Увидев, что вызванные ею к жизни журналы сразу же пошли по линии социальной критики, она принялась выступать против резкости вообще, призывала отложить «все домашние распри» и быть снисходительными друг к другу. Так, в одном из номеров «Всякой всячины» она говорит о некоем А., приславшем в журнал желчное письмо, и советует автору быть терпимее к человеческим слабостям, потому что «кто только видит пороки, не имев любви, тот неспособен подавать наставления другому… Мы и того умолчать не можем, что большая часть материй, в его длинном письме включенных, не есть нашего департамента. Итак, просим господина А. впредь подобными присылками не трудиться; наш полет по земле, а не на воздухе; сверх того, мы не любим меланхолических писем». Новиков славно отделал царицу за это ее выступление. «Многие слабой совести люди, — пишет он в «Трутне», — никогда не упоминают имя порока, не прибавив к оному человеколюбия. Они говорят, что слабости человеческие обыкновенны и что должно оные прикрывать человеколюбием; следовательно, они порокам сшили из человеколюбия кафтан; но таких людей человеколюбие приличнее назвать пороколюбием. По моему мнению, больше человеколюбив тот, кто исправляет пороки, нежели тот, который оным нисходит или (сказать по-русски) потакает. Я хотел бы сие письмо послать госпоже нашей прабабке, но она меланхолических писем читать не любит, а в сем письме, я думаю, она ничего такого не найдет, от чего бы у нее от смеха три дня бока болеть могли».
На отповедь Новикова Екатерина, разумеется, откликнулась тотчас же: «На ругательства, напечатанные в Трутне под пятым отделением, мы ответствовать не хотим, уничтожая (то есть презирая. —
Призывая к терпимости, Екатерина высказывает серьезную мысль: «Кто только видит пороки, не имев любви, тот неспособен подавать наставления другому». Она прямо ставит вопрос о личной ответственности. Причина неправосудия, говорит она, может быть и в плохих законах и в неправедных судьях, но главное — в нас самих. Правда, «не всякому дано себя самого и свои поступки судить без пощады, так, как бы он судил поступки ближнего своего. Но желательно бы было, чтобы мы всегда свои дела судили сами по истине», — тогда исчезла бы несправедливость. «Не замай всяк спросить сам у себя, более ли он вчерась или сегодня сделал справедливых или несправедливых заключений? Из всего сказанного выходит, что нигде больше несправедливости и неправосудия нет, как в нас самих».
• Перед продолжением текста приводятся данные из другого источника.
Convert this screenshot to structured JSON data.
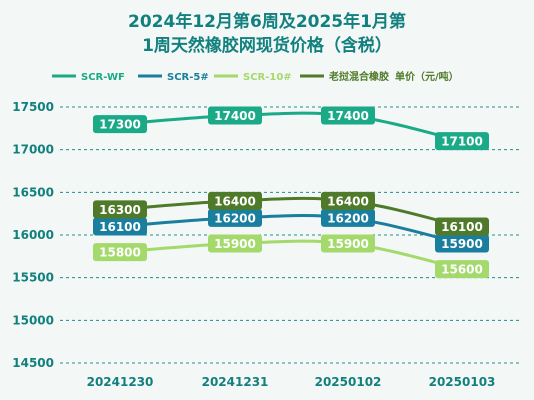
{
  "chart_data": {
    "type": "line",
    "title_line1": "2024年12月第6周及2025年1月第",
    "title_line2": "1周天然橡胶网现货价格（含税）",
    "unit_label": "单价（元/吨）",
    "categories": [
      "20241230",
      "20241231",
      "20250102",
      "20250103"
    ],
    "ylim": [
      14500,
      17500
    ],
    "yticks": [
      14500,
      15000,
      15500,
      16000,
      16500,
      17000,
      17500
    ],
    "grid": "horizontal dashed",
    "legend_position": "top",
    "series": [
      {
        "name": "SCR-WF",
        "values": [
          17300,
          17400,
          17400,
          17100
        ],
        "color": "#1aaa88"
      },
      {
        "name": "SCR-5#",
        "values": [
          16100,
          16200,
          16200,
          15900
        ],
        "color": "#1a7f9e"
      },
      {
        "name": "SCR-10#",
        "values": [
          15800,
          15900,
          15900,
          15600
        ],
        "color": "#a4d96c"
      },
      {
        "name": "老挝混合橡胶",
        "values": [
          16300,
          16400,
          16400,
          16100
        ],
        "color": "#4f7a2a"
      }
    ]
  }
}
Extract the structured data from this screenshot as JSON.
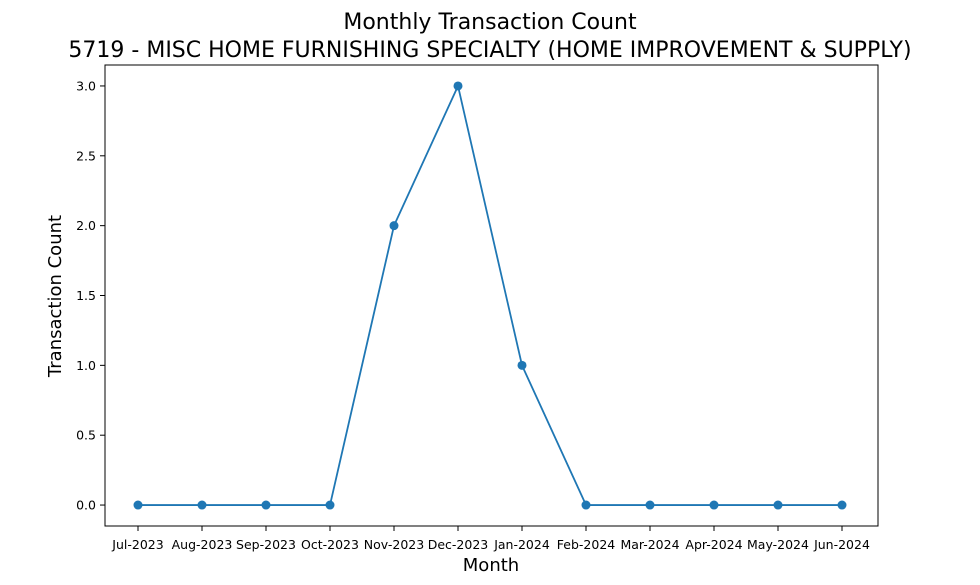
{
  "chart_data": {
    "type": "line",
    "title": "Monthly Transaction Count",
    "subtitle": "5719 - MISC HOME FURNISHING SPECIALTY (HOME IMPROVEMENT & SUPPLY)",
    "xlabel": "Month",
    "ylabel": "Transaction Count",
    "categories": [
      "Jul-2023",
      "Aug-2023",
      "Sep-2023",
      "Oct-2023",
      "Nov-2023",
      "Dec-2023",
      "Jan-2024",
      "Feb-2024",
      "Mar-2024",
      "Apr-2024",
      "May-2024",
      "Jun-2024"
    ],
    "series": [
      {
        "values": [
          0,
          0,
          0,
          0,
          2,
          3,
          1,
          0,
          0,
          0,
          0,
          0
        ],
        "color": "#1f77b4",
        "marker": "circle"
      }
    ],
    "ylim": [
      -0.15,
      3.15
    ],
    "yticks": [
      0.0,
      0.5,
      1.0,
      1.5,
      2.0,
      2.5,
      3.0
    ],
    "ytick_labels": [
      "0.0",
      "0.5",
      "1.0",
      "1.5",
      "2.0",
      "2.5",
      "3.0"
    ],
    "grid": false,
    "legend": "none"
  }
}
Нравственное исправление невозможно осуществить, не начав с себя, говорит Екатерина, и это мысль глубокая. Если бы она была внутренним, кровным убеждением Екатерины, судьба ее сложилась бы иначе, наверно, не менее трагически, что судьба ее сына. Но у нее это было не убеждение, а концепция, которая в сложных жизненных условиях легко трансформировалась (с концепциями это куда легче происходит, чем с убеждениями) в бодрую поверхностную пропаганду. И потому ее призыв к терпимости (любопытно, что она поучает одного из самых прекрасных людей своего времени; впрочем, в тот период она ему покровительствовала) рожден, скорее всего, стремлением, чтобы оставили в покое, не приставали с народными бедствиями и не обличали людей, с которыми ей предстоит работать, на которых предстоит опираться. А тут уж стали возможны и казенно-равнодушное «не есть нашего департамента», и совсем уж постыдное: «мы не любим меланхолических писем». С годами все больше станет развиваться в ней этот ужасный оптимизм, эта отвратительная бодрость, основанная на легком успокоении — несу, мол, просвещение, делаю что могу, — на твердом намерении не видеть беды.
Новиков имел право отчитать царицу. Сам он не был противником крепостной зависимости, он только призывал к справедливости и милосердию, но он глубоко, всем сердцем сострадал народу, отсюда и его сатира, полная тоски, отсюда и его высокий гнев. Он находит точные слова, когда говорит о Екатерине. Слабой совести люди — это о ней. Правда, «душа слабая и гибкая» — это о ней только отчасти. У Екатерины была сильная душа, но действительно — гибкая (была в ней, правда, и гибкость понимания, но более всего — гибкость приспособления).